Four years later, in an ironic coda to the '76 race, Reagan offered the vice presidential nomination to Mr. Ford, hoping to reassure moderate voters, only to be turned down by his former opponent.
A month before the Kansas City convention, Mr. Ford presided over the US bicentennial. The national birthday party was a high point of his time in office, and over the happily hectic course of the long Fourth of July weekend, Mr. Ford dedicated the new Smithsonian Air and Space Museum in Washington, spoke at the National Archives, visited Valley Forge, gave an address at Independence Hall in Philadelphia, and viewed Operation Sail in New York harbor.

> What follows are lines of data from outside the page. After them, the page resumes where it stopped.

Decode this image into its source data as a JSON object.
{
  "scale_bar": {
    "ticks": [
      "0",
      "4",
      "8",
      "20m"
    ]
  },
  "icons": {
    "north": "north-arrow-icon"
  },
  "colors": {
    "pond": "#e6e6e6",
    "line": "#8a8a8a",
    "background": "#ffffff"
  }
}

The pleasure of that last event notwithstanding, Mr. Ford was unpopular in New York City. His opposition in October 1975 to a federal bailout of the bankrupt metropolis led to the celebrated Daily News headline, "Ford to City: Drop Dead." Coming only a few weeks after two assassination attempts in California, the controversy over New York occurred at the end of a particularly trying time in Mr. Ford's presidency.
According to a Harris poll, Mr. Ford trailed the Democratic nominee, former Georgia governor Jimmy Carter, by nearly 30 points after the Kansas City convention. With little to lose, Mr. Ford agreed to debate his opponent, the first presidential-election debates since those in 1960 between Kennedy and Nixon and the first-ever involving an incumbent. The move backfired, however, when Mr. Ford said in the Oct. 6 debate, in defense of the Helsinki agreement, "there is no Soviet domination in Eastern Europe."
Even with that blunder, Mr. Ford almost managed to pull off one of the great electoral comebacks in US history. He visited 15 states, traveled nearly 16,000 miles in the final 11 days of the campaign, and left himself so hoarse Betty Ford had to read his concession speech.
In the end, Mr. Ford lost by fewer than 1.8 million votes out of 80 million cast.
Any rancor between Mr. Ford and his successor was dispelled when Carter began his inaugural address by saying, "For myself and for our nation, I want to thank my predecessor for all he has done to heal our land." He and Mr. Ford later became friendly, serving together on many panels and foreign missions.
Despite its brief duration, Mr. Ford's presidency had an impact still being felt in Washington today. Vice President Dick Cheney first rose to national prominence in the Ford White House, serving as chief of staff from 1975-77. Also Donald H. Rumsfeld had his first stint as secretary of defense, from 1975-77. He left the Bush administration this month.
In 1999, Mr. Ford was awarded the Presidential Medal of Freedom, the nation's highest civilian honor. In 2001, he was awarded the John F. Kennedy Profile in Courage Award for pardoning Nixon.
"Gerald Ford saw our nation through one of its darkest hours and his straightforward leadership helped steady the country," Senator Edward M. Kennedy said in a statement this morning. "His life was a tribute to public service."
In addition to his wife, Mr. Ford leaves three sons, Michael , John, and Steven; and a daughter, Susan Bales.